Some of the closed programs gradually restarted as administrators found other sources of revenue. A stopgap measure was the federal Incarcerated Youth Offender Program (now the Incarcerated Individuals Program), which in 1998 established “Specter grants”; these are named after then-Republican Senator Arlen Specter, who has been called “the single most effective legislator at the national level for correctional education.” Despite restricted inmate eligibility, Specter grants are presently the most widespread public funding for postsecondary education in state prisons. Largely thanks to them, by 2005, inmate participation was back to pre-1994 levels. But the grants don’t go nearly far enough. Only about six percent of the incarcerated population in the US currently receives postsecondary education, primarily vocational; just thirteen states – seven with Republican governors – account for eighty-six percent of these students. These thirteen draw from their government budgets; elsewhere, postsecondary correctional education depends entirely on grants and other external resources. Less than a third of prison college programs offer enough courses for inmates to earn associate degrees, and only a fraction of qualified inmates have access to them.
The future looks bleaker still.

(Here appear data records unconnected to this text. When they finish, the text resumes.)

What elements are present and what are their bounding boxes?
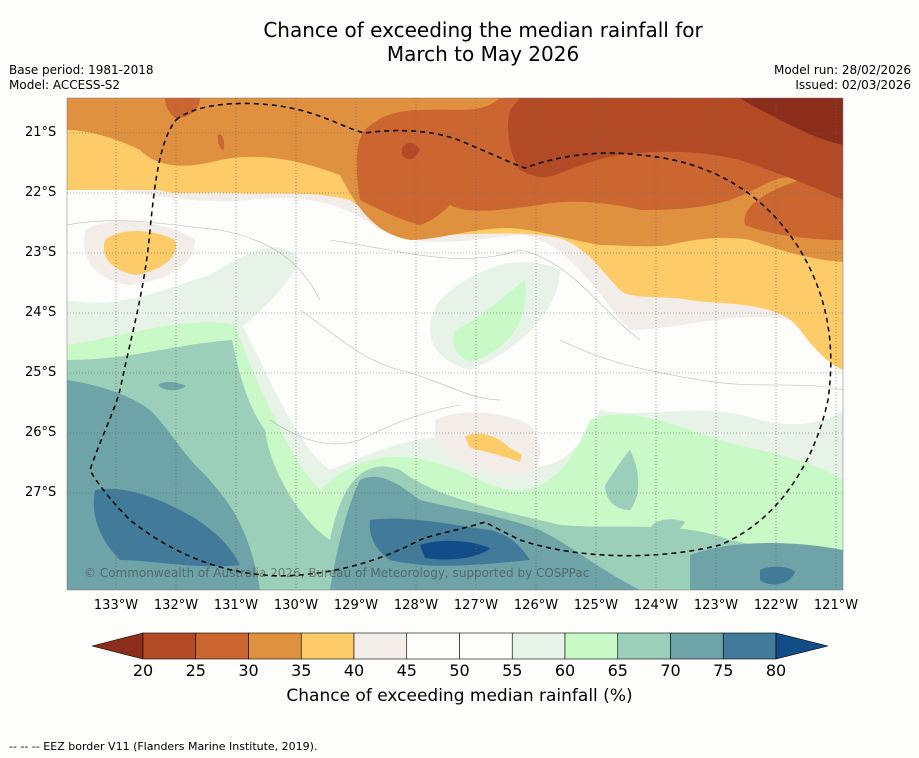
colorbar-extend-low [91, 632, 144, 660]
model-name: Model: ACCESS-S2 [9, 78, 121, 92]
lat-label: 22°S [25, 185, 57, 200]
contour-35-40-c [465, 433, 522, 462]
contour-20-25-b [402, 142, 420, 160]
graticule [67, 98, 843, 590]
colorbar-tick: 45 [396, 661, 417, 680]
contour-60-65-b [453, 280, 526, 362]
meta-right: Model run: 28/02/2026 Issued: 02/03/2026 [774, 63, 911, 93]
model-run: Model run: 28/02/2026 [773, 63, 911, 77]
colorbar-label: Chance of exceeding median rainfall (%) [286, 686, 633, 706]
colorbar-tick: 60 [554, 661, 576, 680]
map-frame [66, 97, 844, 591]
colorbar-segment [722, 632, 777, 660]
lat-label: 26°S [25, 425, 57, 440]
colorbar-extend-high [775, 632, 829, 660]
meta-left: Base period: 1981-2018 Model: ACCESS-S2 [9, 63, 154, 93]
colorbar-tick: 65 [607, 661, 628, 680]
colorbar-segment [511, 632, 566, 660]
issued-date: Issued: 02/03/2026 [795, 78, 911, 92]
contour-75-80-a [93, 488, 240, 567]
colorbar-segment [195, 632, 249, 660]
lon-label: 128°W [393, 598, 439, 613]
contour-70-75-b [158, 382, 186, 391]
contour-65-70-a [67, 340, 843, 590]
lon-label: 133°W [93, 598, 139, 613]
colorbar-segment [353, 632, 408, 660]
colorbar-segment [617, 632, 671, 660]
contour-80-plus [420, 540, 490, 560]
lat-label: 23°S [25, 245, 57, 260]
contour-75-80-c [760, 566, 795, 585]
colorbar-segment [564, 632, 619, 660]
lat-label: 25°S [25, 365, 57, 380]
contour-65-70-b [605, 450, 639, 510]
lon-label: 124°W [633, 598, 679, 613]
lon-label: 130°W [273, 598, 319, 613]
colorbar-tick: 70 [660, 661, 681, 680]
contour-65-70-c [652, 519, 685, 534]
lat-label: 24°S [25, 305, 57, 320]
colorbar-tick: 20 [132, 661, 154, 680]
eez-footnote: -- -- -- EEZ border V11 (Flanders Marine… [9, 740, 318, 753]
lon-label: 121°W [813, 598, 859, 613]
colorbar-segment [670, 632, 724, 660]
rainfall-contours [67, 98, 843, 590]
colorbar-tick: 30 [238, 661, 259, 680]
lon-label: 131°W [213, 598, 259, 613]
chart-title: Chance of exceeding the median rainfall … [0, 18, 919, 66]
contour-25-30-b [165, 98, 200, 118]
colorbar-tick: 50 [449, 661, 470, 680]
colorbar-segment [248, 632, 302, 660]
lon-label: 123°W [693, 598, 739, 613]
contour-lines [67, 220, 843, 445]
colorbar-tick: 75 [713, 661, 734, 680]
lon-label: 122°W [753, 598, 799, 613]
colorbar [91, 632, 829, 660]
lon-label: 129°W [333, 598, 379, 613]
copyright-notice: © Commonwealth of Australia 2026, Bureau… [84, 566, 590, 580]
colorbar-segment [142, 632, 197, 660]
colorbar-tick: 25 [185, 661, 206, 680]
title-line-2: March to May 2026 [386, 42, 580, 66]
colorbar-tick: 55 [502, 661, 523, 680]
colorbar-tick: 40 [343, 661, 365, 680]
contour-70-75-d [690, 543, 843, 590]
colorbar-segment [300, 632, 355, 660]
contour-25-30-c [217, 134, 225, 150]
colorbar-segment [459, 632, 513, 660]
lat-label: 21°S [25, 125, 57, 140]
lon-label: 125°W [573, 598, 619, 613]
lon-label: 127°W [453, 598, 499, 613]
colorbar-tick: 35 [291, 661, 312, 680]
title-line-1: Chance of exceeding the median rainfall … [263, 18, 703, 42]
colorbar-segment [406, 632, 460, 660]
contour-20-25-a [508, 98, 843, 200]
lon-label: 132°W [153, 598, 199, 613]
colorbar-tick: 80 [765, 661, 787, 680]
lat-label: 27°S [25, 485, 57, 500]
lon-label: 126°W [513, 598, 559, 613]
base-period: Base period: 1981-2018 [9, 63, 154, 77]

One of the few private benefactors of prison education, the JEHT Foundation, lost its endowment in the Madoff scandal and closed in 2009. Specter grants have been eliminated from Obama’s 2012 federal budget, and another major federal source, the Second Chance Act that Bush signed in 2008, appears to be on the Obama chopping block as it seeks to cut the federal deficit.
The prison college program I work with relies on a Specter grant for roughly seventy percent of its courses; a Second Chance Act grant and a Sunshine Lady Foundation grant cover additional programming. Every day in the two prisons where we operate, classrooms are filled with mainly African American and Hispanic gang members who got entangled at an early age in the harsh dynamics of New Jersey’s ghetto streets. Only about twelve percent of inmates in these prisons take our courses. Most come to class with homework prepared and listen carefully as college instructors teach them math, English, sociology, marketing, science, and history. Although some drop out, each course they pass moves them one step further from the gang violence and drug dealing that sent them to prison and closer to becoming productive, law-abiding citizens. Politicians see prison education as easy to cut since inmates are invisible to the public, but therein lies madness. If young prisoners are released with no opportunity for postsecondary education and, accordingly, vanishing prospects of legal employment, society as a whole will pay a far steeper price than the puny amount saved.